The Immutable Server pattern is the basis for Netflix deployment. Each deployment creates a brand new Amazon Machine Image (AMI).
Netflix’s microservice architecture allows Netflix teams to be loosely coupled. Changes are pushed at the speed with which each team is comfortable.
Netflix does not require any team to use any set of tools, but they are responsible for maintaining the tools they do implement. Centralized teams at Netflix offer tools as part of a “paved road” to reduce the cognitive load of the majority of Netflix engineers.
The “paved road” code delivery process consists of several steps. Code is built and tested locally using Nebula. Changes are committed to a central Git repository. A Jenkins job, builds, tests, and packages the application for deployment. Using Spinnaker, Netflix’s global continuous delivery platform, these packages are deployed into Amazon Machine Images (AMI).
Build
Nebula is a set of plugins for the Gradle build system which builds, tests, and packages Java applications. Most of Netflix’s code is written in Java. These plugins extend Gradle’s automation functionality to include dependency management, release management, and packaging. A project’s build file declares the dependencies and plugins to be used.
Integrate
The next step is to push the locally built, tested, and packaged source code to a Git repository. The particular workflow is chosen by the team.
Upon commit, a Jenkins job is triggered to build, test, and package the code for deployment. The appropriate package type will be chosen based on whether a library or an application is being built.
Deploy
The Netflix “Bakery” exposes an API that is used to create an AMI. The actual image is created by using Aminator. The user specifies what foundation image and packages are to be put into the AMI. The foundation image is a Linux environment with the common conventions, tools, and services required for integration with the Netflix ecosystem.
When the Jenkins integration job is successful, it triggers a Spinnaker pipeline. Spinnaker reads the Nebula package, and uses the Bakery API to create the AMI.
Spinnaker then makes the AMI available for tens, hundreds, or thousands of instances.
The first deployment is to the test environment where the deployment is exercised with automated integration tests. After passing these tests, Spinnaker provides teams the flexibility to customize their production deployment process such as with multi-region deployments, canary releases, or red/black deployments.
As an example of the efficiency and automation of this process, it takes 16 minutes to move the Janitor Monkey cloud resiliency and maintenance service from code check-in to a multi-region deployment.
Future Directions
There is increasing demand at Netflix to be language agnostic. Non-JVM languages need to be incorporated into the build process.

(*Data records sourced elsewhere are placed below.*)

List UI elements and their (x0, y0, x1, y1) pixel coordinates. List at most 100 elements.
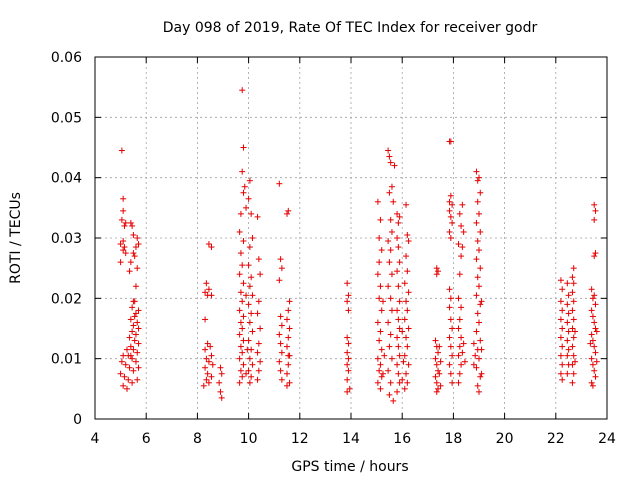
data-point (205, 379, 212, 386)
data-point (592, 301, 599, 308)
data-point (477, 337, 484, 344)
data-point (120, 238, 127, 245)
data-point (570, 316, 577, 323)
data-point (125, 376, 132, 383)
data-point (557, 352, 564, 359)
data-point (396, 213, 403, 220)
data-point (285, 334, 292, 341)
data-point (477, 373, 484, 380)
data-point (396, 259, 403, 266)
data-point (255, 340, 262, 347)
data-point (390, 198, 397, 205)
data-point (376, 235, 383, 241)
data-point (564, 280, 571, 287)
data-point (216, 379, 223, 386)
data-point (476, 355, 482, 362)
data-point (396, 325, 403, 332)
data-point (400, 358, 407, 365)
data-point (386, 189, 393, 196)
data-point (446, 286, 453, 293)
data-point (202, 289, 209, 296)
data-point (344, 361, 351, 368)
data-point (433, 361, 440, 368)
data-point (245, 262, 252, 269)
data-point (591, 343, 598, 350)
data-point (381, 352, 388, 359)
data-point (401, 385, 408, 392)
data-point (458, 334, 465, 341)
data-point (129, 304, 136, 311)
data-point (237, 289, 244, 296)
data-point (394, 268, 401, 275)
data-point (249, 235, 256, 241)
data-point (476, 283, 482, 290)
data-point (245, 337, 252, 344)
data-point (476, 174, 482, 181)
data-point (474, 198, 481, 205)
data-point (446, 138, 453, 145)
data-point (236, 271, 243, 278)
data-point (240, 361, 247, 368)
data-point (240, 313, 247, 320)
data-point (237, 250, 244, 257)
data-point (459, 201, 466, 208)
data-point (473, 168, 480, 175)
data-point (376, 259, 383, 266)
data-point (127, 343, 134, 350)
data-point (394, 334, 401, 341)
data-point (458, 253, 465, 260)
data-point (239, 87, 246, 94)
data-point (395, 370, 402, 377)
data-point (395, 244, 402, 251)
data-point (477, 265, 484, 272)
data-point (455, 352, 462, 359)
data-point (120, 382, 127, 389)
data-point (207, 343, 214, 350)
data-point (476, 210, 482, 217)
data-point (456, 316, 463, 323)
data-point (240, 144, 247, 151)
data-point (344, 376, 351, 383)
data-point (246, 379, 253, 386)
data-point (344, 334, 351, 341)
data-point (388, 307, 395, 314)
data-point (130, 250, 137, 257)
data-point (591, 201, 598, 208)
data-point (208, 352, 215, 359)
x-tick-label: 22 (547, 431, 565, 447)
data-point (432, 355, 439, 362)
data-point (129, 379, 136, 386)
x-tick-label: 6 (142, 431, 151, 447)
x-tick-label: 10 (240, 431, 258, 447)
data-point (374, 355, 381, 362)
data-point (455, 241, 462, 248)
data-point (344, 349, 351, 356)
data-point (387, 331, 394, 338)
data-point (135, 340, 142, 347)
data-point (396, 379, 403, 386)
data-point (374, 271, 381, 278)
data-point (449, 201, 456, 208)
data-point (385, 238, 392, 245)
data-point (118, 358, 125, 365)
data-point (565, 310, 572, 317)
data-point (126, 334, 133, 341)
data-point (130, 231, 137, 238)
data-point (564, 352, 571, 359)
data-point (388, 355, 395, 362)
data-point (446, 207, 453, 214)
data-point (248, 310, 255, 317)
data-point (237, 343, 244, 350)
data-point (121, 244, 128, 251)
data-point (589, 295, 596, 302)
data-point (459, 349, 466, 356)
data-point (254, 349, 261, 356)
data-point (447, 213, 454, 220)
data-point (569, 379, 576, 386)
data-point (286, 298, 293, 305)
data-point (564, 319, 571, 326)
data-point (385, 367, 392, 374)
data-point (377, 361, 384, 368)
data-point (591, 367, 598, 374)
data-point (387, 295, 394, 302)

A large fraction of the deployment time is in the baking process which Netflix is trying to reduce.
Netflix is also looking to see if containers could help solve these last two challenges.
Containers could also improve the current build, bake, and deploy process, which would improve the development and test cycles. A container that could be deployed locally, and in production without modification, would greatly help in determining if a bug could be caused by environmental differences. This allows engineers to focus on new features.